The bill also provides for the retrospective application of the criminal law. Although this retrospectivity is limited and applies only to a small number of persons who will attract little public sympathy, it is contrary to the rule of law and to fundamental principles of the common law. Australians considering their conduct now should be able to weigh up the consequences based on the law as it stands now. The fact that I need to point out such a basic tenet is of great concern. Retrospective action is not necessary, as the government already has a suite of powers to ensure that people who have served their sentences for terrorist offences are monitored. As such, I will move amendments to ensure that no part of the legislation applies retrospectively. We can do better than destroy our liberties in the name of securing ourselves against an illiberal enemy.
Finally, I wish to say a few words on citizenship as a concept.
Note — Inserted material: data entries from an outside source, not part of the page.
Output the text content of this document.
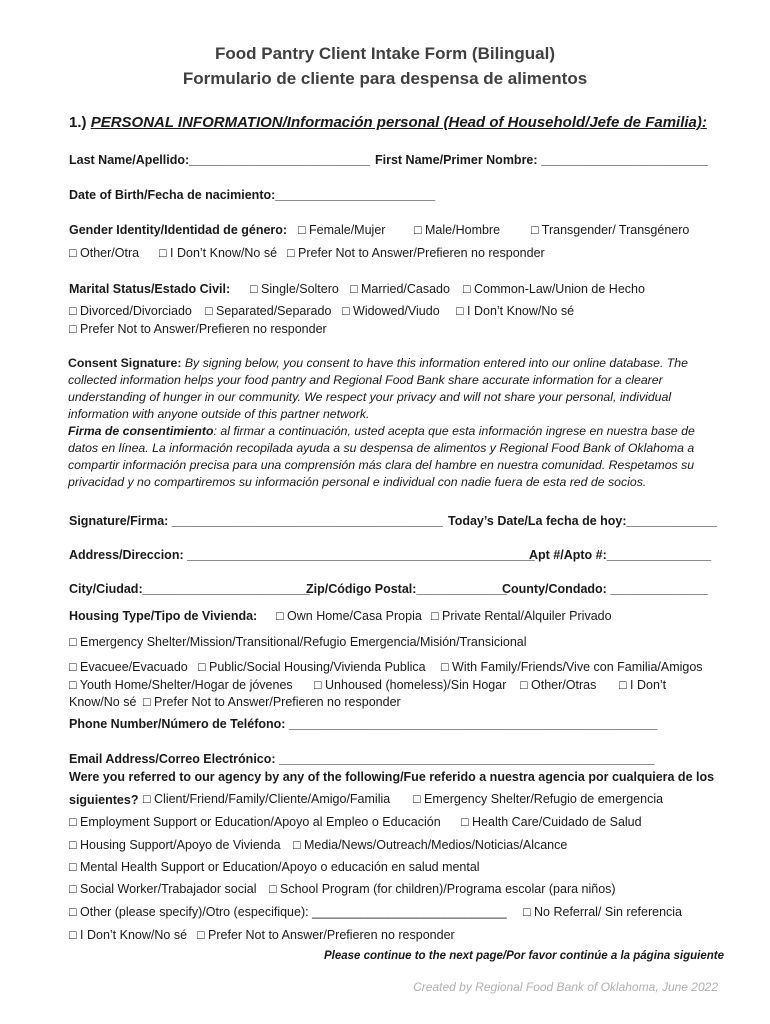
Food Pantry Client Intake Form (Bilingual)
Formulario de cliente para despensa de alimentos
1.) PERSONAL INFORMATION/Información personal (Head of Household/Jefe de Familia):
Last Name/Apellido:__________________________ First Name/Primer Nombre: ________________________
Date of Birth/Fecha de nacimiento:_______________________
Gender Identity/Identidad de género: □ Female/Mujer □ Male/Hombre □ Transgender/ Transgénero
□ Other/Otra □ I Don’t Know/No sé □ Prefer Not to Answer/Prefieren no responder
Marital Status/Estado Civil: □ Single/Soltero □ Married/Casado □ Common-Law/Union de Hecho
□ Divorced/Divorciado □ Separated/Separado □ Widowed/Viudo □ I Don’t Know/No sé
□ Prefer Not to Answer/Prefieren no responder
Consent Signature: By signing below, you consent to have this information entered into our online database. The collected information helps your food pantry and Regional Food Bank share accurate information for a clearer understanding of hunger in our community. We respect your privacy and will not share your personal, individual information with anyone outside of this partner network.
Firma de consentimiento: al firmar a continuación, usted acepta que esta información ingrese en nuestra base de datos en línea. La información recopilada ayuda a su despensa de alimentos y Regional Food Bank of Oklahoma a compartir información precisa para una comprensión más clara del hambre en nuestra comunidad. Respetamos su privacidad y no compartiremos su información personal e individual con nadie fuera de esta red de socios.
Signature/Firma: _______________________________________ Today’s Date/La fecha de hoy:_____________
Address/Direccion: __________________________________________________
Apt #/Apto #:_______________
City/Ciudad:________________________
Zip/Código Postal:_____________
County/Condado: ______________
Housing Type/Tipo de Vivienda: □ Own Home/Casa Propia □ Private Rental/Alquiler Privado
□ Emergency Shelter/Mission/Transitional/Refugio Emergencia/Misión/Transicional
□ Evacuee/Evacuado □ Public/Social Housing/Vivienda Publica □ With Family/Friends/Vive con Familia/Amigos
□ Youth Home/Shelter/Hogar de jóvenes □ Unhoused (homeless)/Sin Hogar □ Other/Otras □ I Don’t
Know/No sé □ Prefer Not to Answer/Prefieren no responder
Phone Number/Número de Teléfono: _____________________________________________________
Email Address/Correo Electrónico: ______________________________________________________
Were you referred to our agency by any of the following/Fue referido a nuestra agencia por cualquiera de los
siguientes? □ Client/Friend/Family/Cliente/Amigo/Familia □ Emergency Shelter/Refugio de emergencia
□ Employment Support or Education/Apoyo al Empleo o Educación □ Health Care/Cuidado de Salud
□ Housing Support/Apoyo de Vivienda □ Media/News/Outreach/Medios/Noticias/Alcance
□ Mental Health Support or Education/Apoyo o educación en salud mental
□ Social Worker/Trabajador social □ School Program (for children)/Programa escolar (para niños)
□ Other (please specify)/Otro (especifique): ____________________________ □ No Referral/ Sin referencia
□ I Don’t Know/No sé □ Prefer Not to Answer/Prefieren no responder
Please continue to the next page/Por favor continúe a la página siguiente
Created by Regional Food Bank of Oklahoma, June 2022
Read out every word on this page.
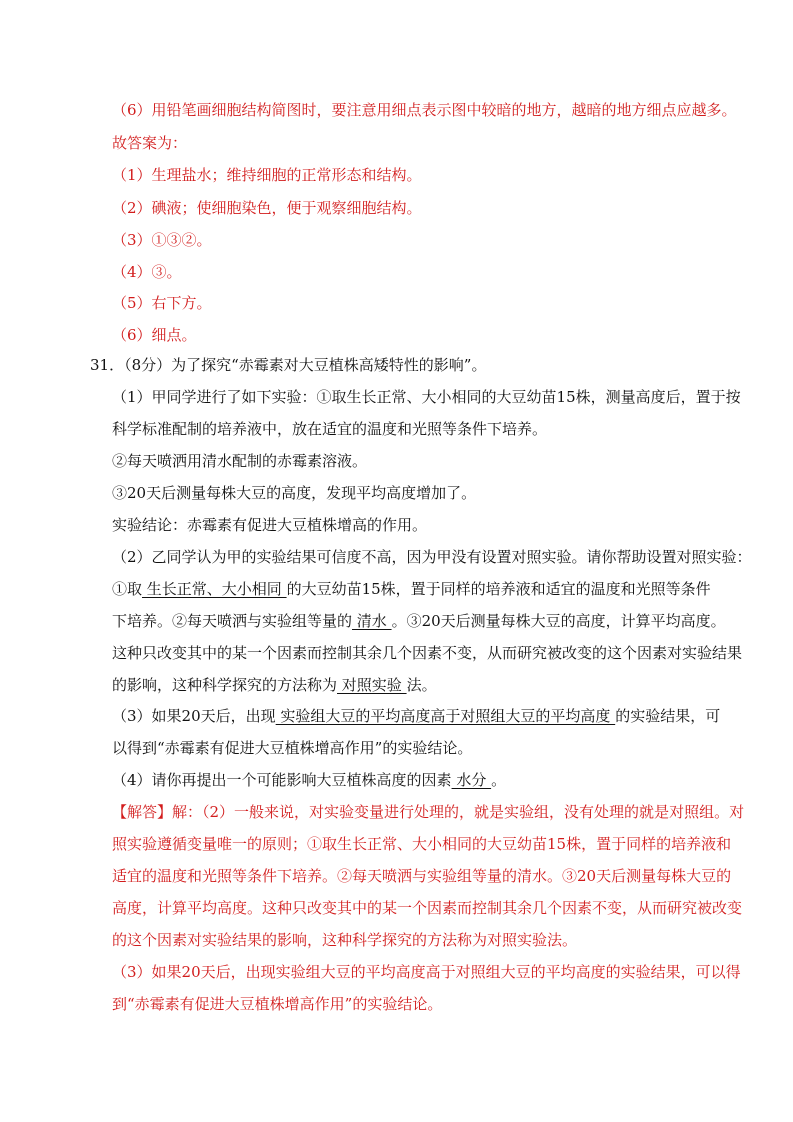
（6）用铅笔画细胞结构简图时，要注意用细点表示图中较暗的地方，越暗的地方细点应越多。
故答案为：
（1）生理盐水；维持细胞的正常形态和结构。
（2）碘液；使细胞染色，便于观察细胞结构。
（3）①③②。
（4）③。
（5）右下方。
（6）细点。
31．（8分）为了探究“赤霉素对大豆植株高矮特性的影响”。
（1）甲同学进行了如下实验：①取生长正常、大小相同的大豆幼苗15株，测量高度后，置于按
科学标准配制的培养液中，放在适宜的温度和光照等条件下培养。
②每天喷洒用清水配制的赤霉素溶液。
③20天后测量每株大豆的高度，发现平均高度增加了。
实验结论：赤霉素有促进大豆植株增高的作用。
（2）乙同学认为甲的实验结果可信度不高，因为甲没有设置对照实验。请你帮助设置对照实验：
①取 生长正常、大小相同 的大豆幼苗15株，置于同样的培养液和适宜的温度和光照等条件
下培养。②每天喷洒与实验组等量的 清水 。③20天后测量每株大豆的高度，计算平均高度。
这种只改变其中的某一个因素而控制其余几个因素不变，从而研究被改变的这个因素对实验结果
的影响，这种科学探究的方法称为 对照实验 法。
（3）如果20天后，出现 实验组大豆的平均高度高于对照组大豆的平均高度 的实验结果，可
以得到“赤霉素有促进大豆植株增高作用”的实验结论。
（4）请你再提出一个可能影响大豆植株高度的因素 水分 。
【解答】解：（2）一般来说，对实验变量进行处理的，就是实验组，没有处理的就是对照组。对
照实验遵循变量唯一的原则；①取生长正常、大小相同的大豆幼苗15株，置于同样的培养液和
适宜的温度和光照等条件下培养。②每天喷洒与实验组等量的清水。③20天后测量每株大豆的
高度，计算平均高度。这种只改变其中的某一个因素而控制其余几个因素不变，从而研究被改变
的这个因素对实验结果的影响，这种科学探究的方法称为对照实验法。
（3）如果20天后，出现实验组大豆的平均高度高于对照组大豆的平均高度的实验结果，可以得
到“赤霉素有促进大豆植株增高作用”的实验结论。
I do not happen to believe our fundamental rights flow from citizenship—of Australia or any other country. I think our rights flow from being human and are inherent. However, for better or for worse, we live in a world where legal rights often are contingent on citizenship. If citizenship is to be revoked, it should be revoked by a court in all but the most straightforward circumstances, such as when a person lines up against the Australian Defence Force in battle.
Inevitably, this bill creates two tiers of citizen: people who can have their Australian citizenship revoked and people who cannot. The answer, 'Well, some people have another one' does not really cut it. People have dual citizenship thanks to immigration, not because they bought their other citizenship in a shop.
Terrorism can be beaten without our losing our rights as free people. Just as I opposed the previous national security legislation on those grounds, I also oppose this bill.